Deep Green also has something similar to DG's downtime and bonds system, with the catch that Deep Green's works. Instead of your actions between operations mostly being useless / a way to showcase your descent into personal tragedy, almost nothing's random in Deep Green's At Home time. Restoring a bond just works. Fixing a disorder just works. Lowering your Stress doesn't instead sometimes raise your Stress or have the GM assassinate your PC. It's a breath of fresh air.

Setting-wise, there's very little distance between Deep Green and DG, and Deep Green could be used to play basically any DG scenario. The few hints at difference (terms like 'illuminated', and an actual rulebook for agents) are nice, but I found myself wishing there was a little bit more to set Deep Green apart.

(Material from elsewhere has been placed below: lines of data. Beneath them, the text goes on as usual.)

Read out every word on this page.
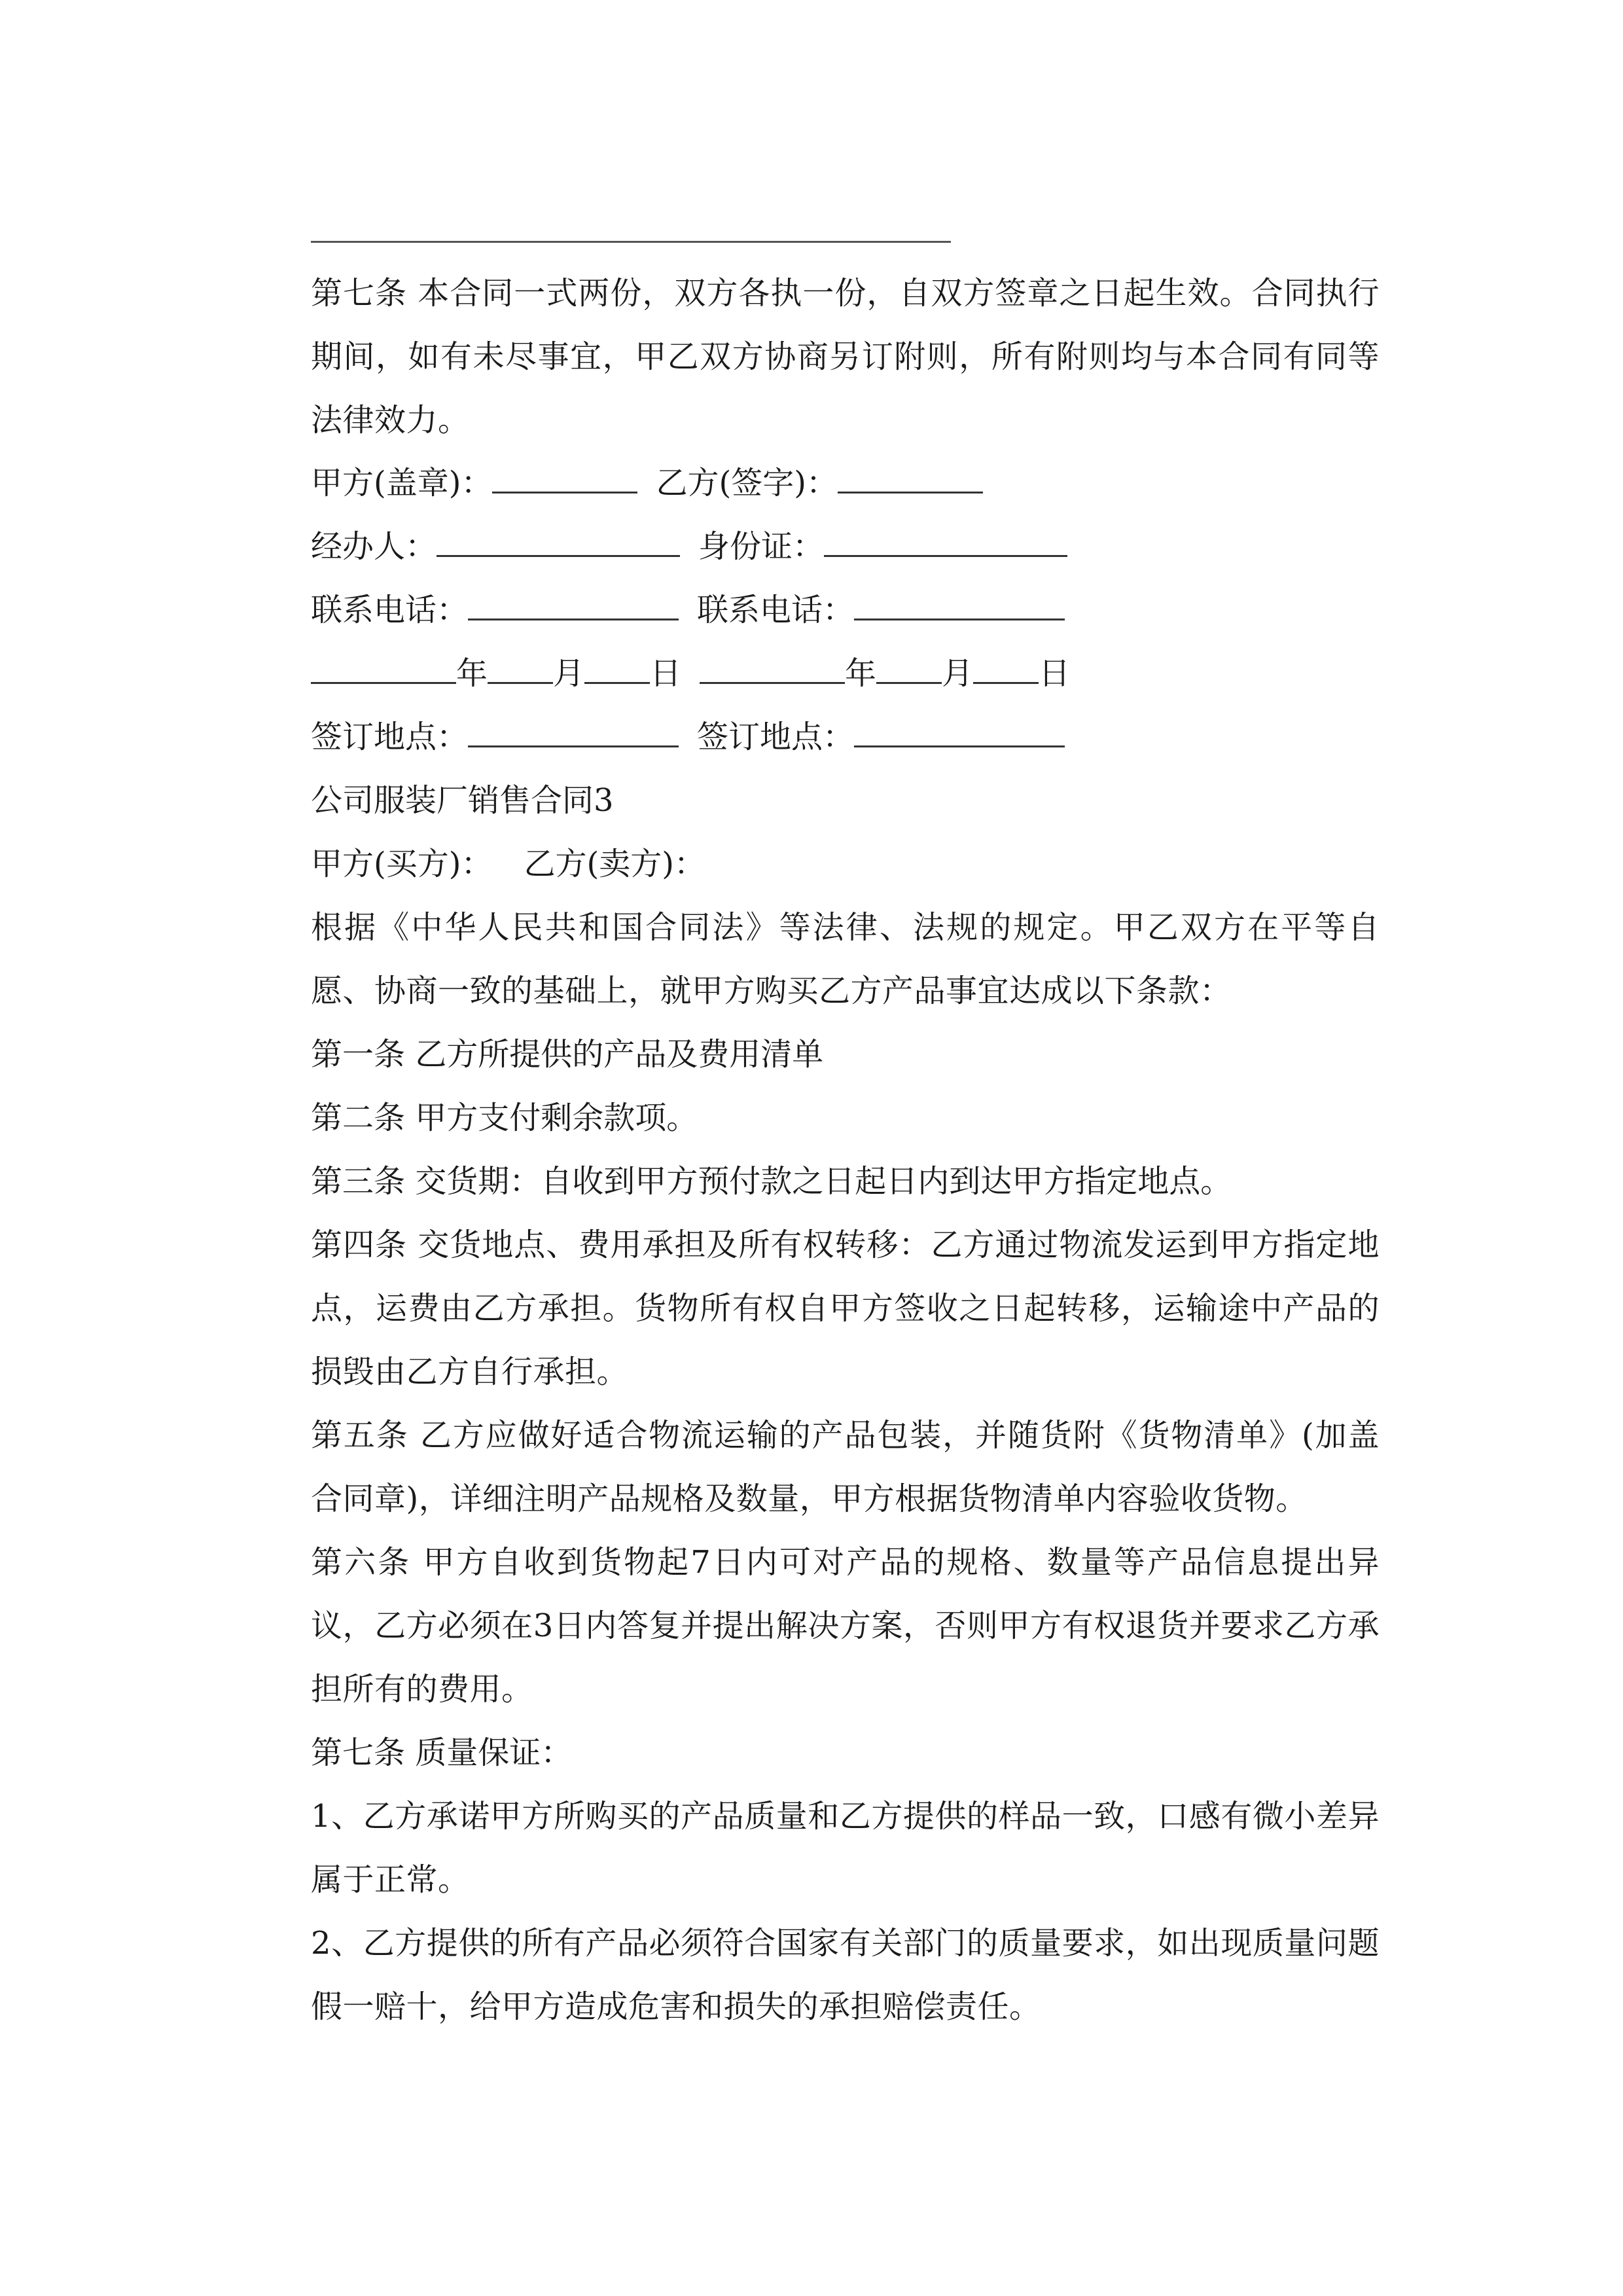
第七条 本合同一式两份，双方各执一份，自双方签章之日起生效。合同执行期间，如有未尽事宜，甲乙双方协商另订附则，所有附则均与本合同有同等法律效力。
甲方(盖章)：	乙方(签字)：
经办人：	身份证：
联系电话：	联系电话：
年 月 日	年 月 日
签订地点：	签订地点：
公司服装厂销售合同3
甲方(买方)： 乙方(卖方)：
根据《中华人民共和国合同法》等法律、法规的规定。甲乙双方在平等自愿、协商一致的基础上，就甲方购买乙方产品事宜达成以下条款：
第一条 乙方所提供的产品及费用清单
第二条 甲方支付剩余款项。
第三条 交货期：自收到甲方预付款之日起日内到达甲方指定地点。
第四条 交货地点、费用承担及所有权转移：乙方通过物流发运到甲方指定地点，运费由乙方承担。货物所有权自甲方签收之日起转移，运输途中产品的损毁由乙方自行承担。
第五条 乙方应做好适合物流运输的产品包装，并随货附《货物清单》(加盖合同章)，详细注明产品规格及数量，甲方根据货物清单内容验收货物。
第六条 甲方自收到货物起7日内可对产品的规格、数量等产品信息提出异议，乙方必须在3日内答复并提出解决方案，否则甲方有权退货并要求乙方承担所有的费用。
第七条 质量保证：
1、乙方承诺甲方所购买的产品质量和乙方提供的样品一致，口感有微小差异属于正常。
2、乙方提供的所有产品必须符合国家有关部门的质量要求，如出现质量问题假一赔十，给甲方造成危害和损失的承担赔偿责任。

Fortunately, Deep Green comes with an 18 page supplement, Food Of The Gods, that partially scratches that itch. Food is a solid, low-lethality scenario that can still scale up to challenge seasoned players. Some GM interpretation might be needed for how one of its key elements works, and the GM may need to prompt groups that get lost, but Deep Green's fail-forward approach should keep the players pointed straight at the heart of the adventure.

Overall, if you like shows like True Detective and X-Files, if you like Delta Green, if you enjoy Call of Cthulhu or Cthulhu Dark or Trail of Cthulhu or Night's Black Agents, or if you just want to play a tense, immersive game of modern occult conspiracies, there's something for you here---although whether it's your thing or not is going to depend on how much crunch you need. For me, the simplicity of the dice added to the intensity of the game, and I would strongly recommend it to anyone who's even a little bit interested in picking it up.

Minor Issues:

-Page 16, first para, "Burning out" Out

-Page 24, Specialty Skills feels like it breaks verisimilitude a little bit, with getting scuba training making you unable to set bombs, or vice versa. Maybe picking up Specialty Skills could be an At Home action?

-Page 23, there isn't any indication for how to mechanically remove ticks from the exposure clock. Would At Home actions do it?

-Page 47, the font randomly changes here. Intended?

-Food page 10, "(it like honey and fish)" smells like?

(+2)

Thank you for the review. I really appreciate it! 


And I’ll see what I can do to address those errors mentioned at the end! For those products where I’m basically a one man production crew it can be tough to catch them all ✨

(+1)

No worries. I try to document stuff as I spot it, but everything I saw here was completely minor.